Google Growing Pains
Please see this disclosure related to me and Google.
Given all the management upheaval at Yahoo, it is nice that The Wall Street Journal’s Kevin Delaney focused his attention on what might someday come for the current leader, Google, which gets to be the can-do-no-wrong company of the moment, a status Yahoo used to own.
In a story appearing today, Delaney writes about what I have seen happen to every Web company I have covered as they grow larger and ever more powerful: More people leave for start-ups in search of more money, more exciting opportunities and, most important, more impact.
Giving several examples of young entrepreneurs who have bugged out from Google on their own or to even hotter companies like Facebook, Delaney pens a classic tale of Silicon Valley, where restlessness is like breathing.
That’s one of the things that makes the industry so vibrant, and also a bit unstable.

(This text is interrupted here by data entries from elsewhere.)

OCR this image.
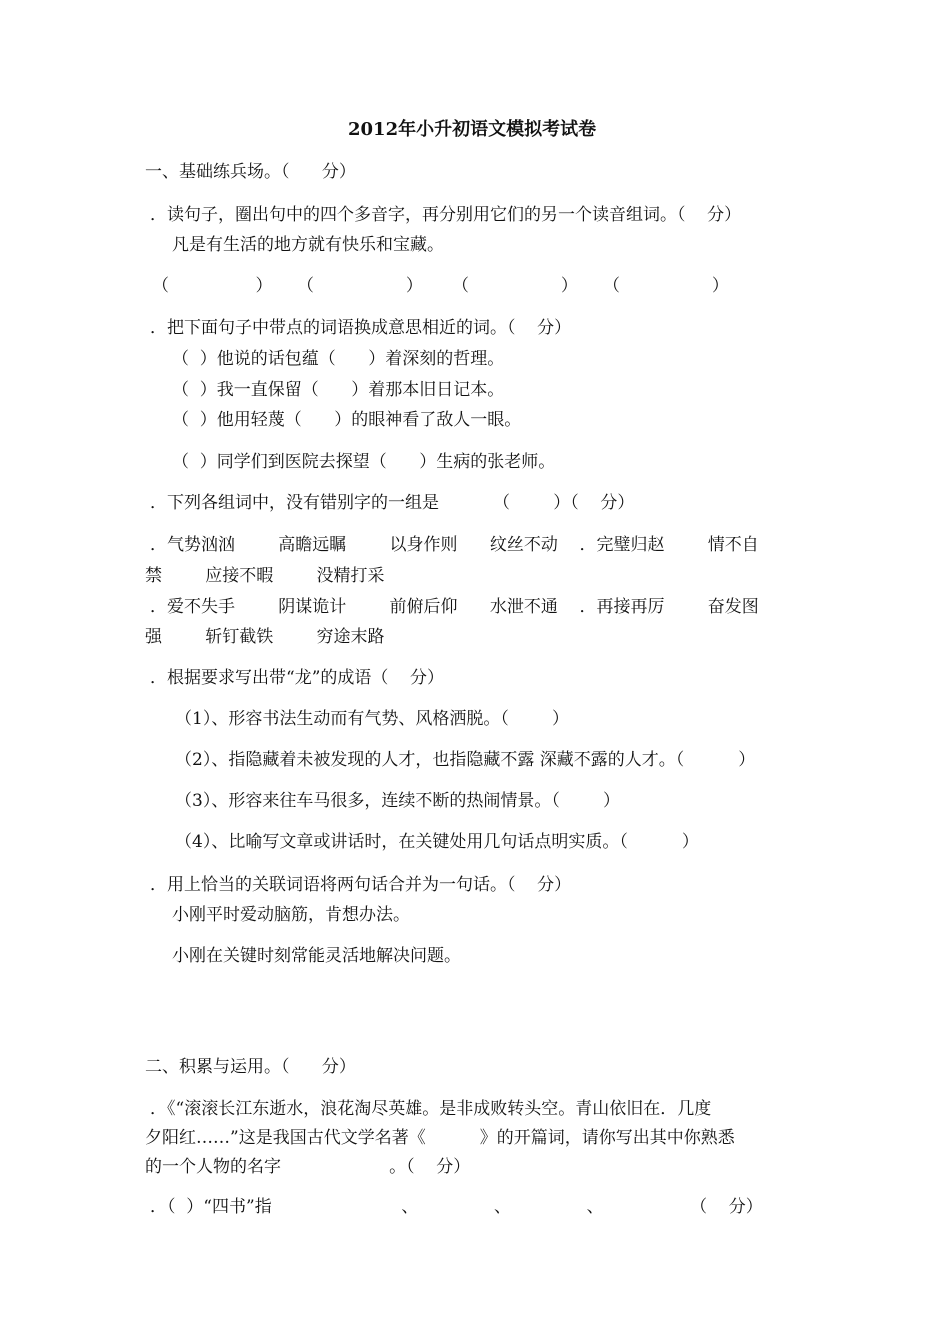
2012年小升初语文模拟考试卷
一、基础练兵场。（      分）
．读句子，圈出句中的四个多音字，再分别用它们的另一个读音组词。（    分）
凡是有生活的地方就有快乐和宝藏。
（                ） （                 ） （                 ） （                 ）
．把下面句子中带点的词语换成意思相近的词。（    分）
（  ）他说的话包蕴（      ）着深刻的哲理。
（  ）我一直保留（      ）着那本旧日记本。
（  ）他用轻蔑（      ）的眼神看了敌人一眼。
（  ）同学们到医院去探望（      ）生病的张老师。
．下列各组词中，没有错别字的一组是          （        ）（    分）
．气势汹汹        高瞻远瞩        以身作则      纹丝不动    ．完璧归赵        情不自
禁        应接不暇        没精打采
．爱不失手        阴谋诡计        前俯后仰      水泄不通    ．再接再厉        奋发图
强        斩钉截铁        穷途末路
．根据要求写出带“龙”的成语（    分）
（1）、形容书法生动而有气势、风格洒脱。（        ）
（2）、指隐藏着未被发现的人才，也指隐藏不露 深藏不露的人才。（          ）
（3）、形容来往车马很多，连续不断的热闹情景。（        ）
（4）、比喻写文章或讲话时，在关键处用几句话点明实质。（          ）
．用上恰当的关联词语将两句话合并为一句话。（    分）
小刚平时爱动脑筋，肯想办法。
小刚在关键时刻常能灵活地解决问题。
二、积累与运用。（      分）
．《“滚滚长江东逝水，浪花淘尽英雄。是非成败转头空。青山依旧在．几度
夕阳红……”这是我国古代文学名著《          》的开篇词，请你写出其中你熟悉
的一个人物的名字                    。（    分）
．（  ）“四书”指                        、              、              、                （    分）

Google execs pointed out to Delaney that the company’s attrition had stayed steady at under 5%, has a 90% acceptance rate of its job offers and is on track to get 2 million resumes this year.
But sheer numbers and the attraction to other companies of picking off a Googler, as well as many employees now vesting their options, means it looks more like the vaunted cafeteria there (and the raft of other almost ridiculous perks) will not be exerting as big a pull as it used to.
Google now has about 12,000 employees, compared to when I met co-founders Sergey Brin and Larry Page many years ago.
While Google still had really great food then, there were only a hundred or so employees and it was the company that poached from the shooting stars, like Netscape, Sun and others.
And, of course, the then-hot Yahoo.
I recall one lunch where Page–always more of a worrywart than the laid-back Brin–mused about how to make the Google experience even more attractive and give employees more leeway, especially if the company decided not to do a public offering.
Now, of course, as one young techie in the Journal article noted about the image the company is developing with some engineers: “They just assume Google is now ‘the Borg,’ now ‘the Man…’ “
That’s just wrong. Actually, it’s the Goog.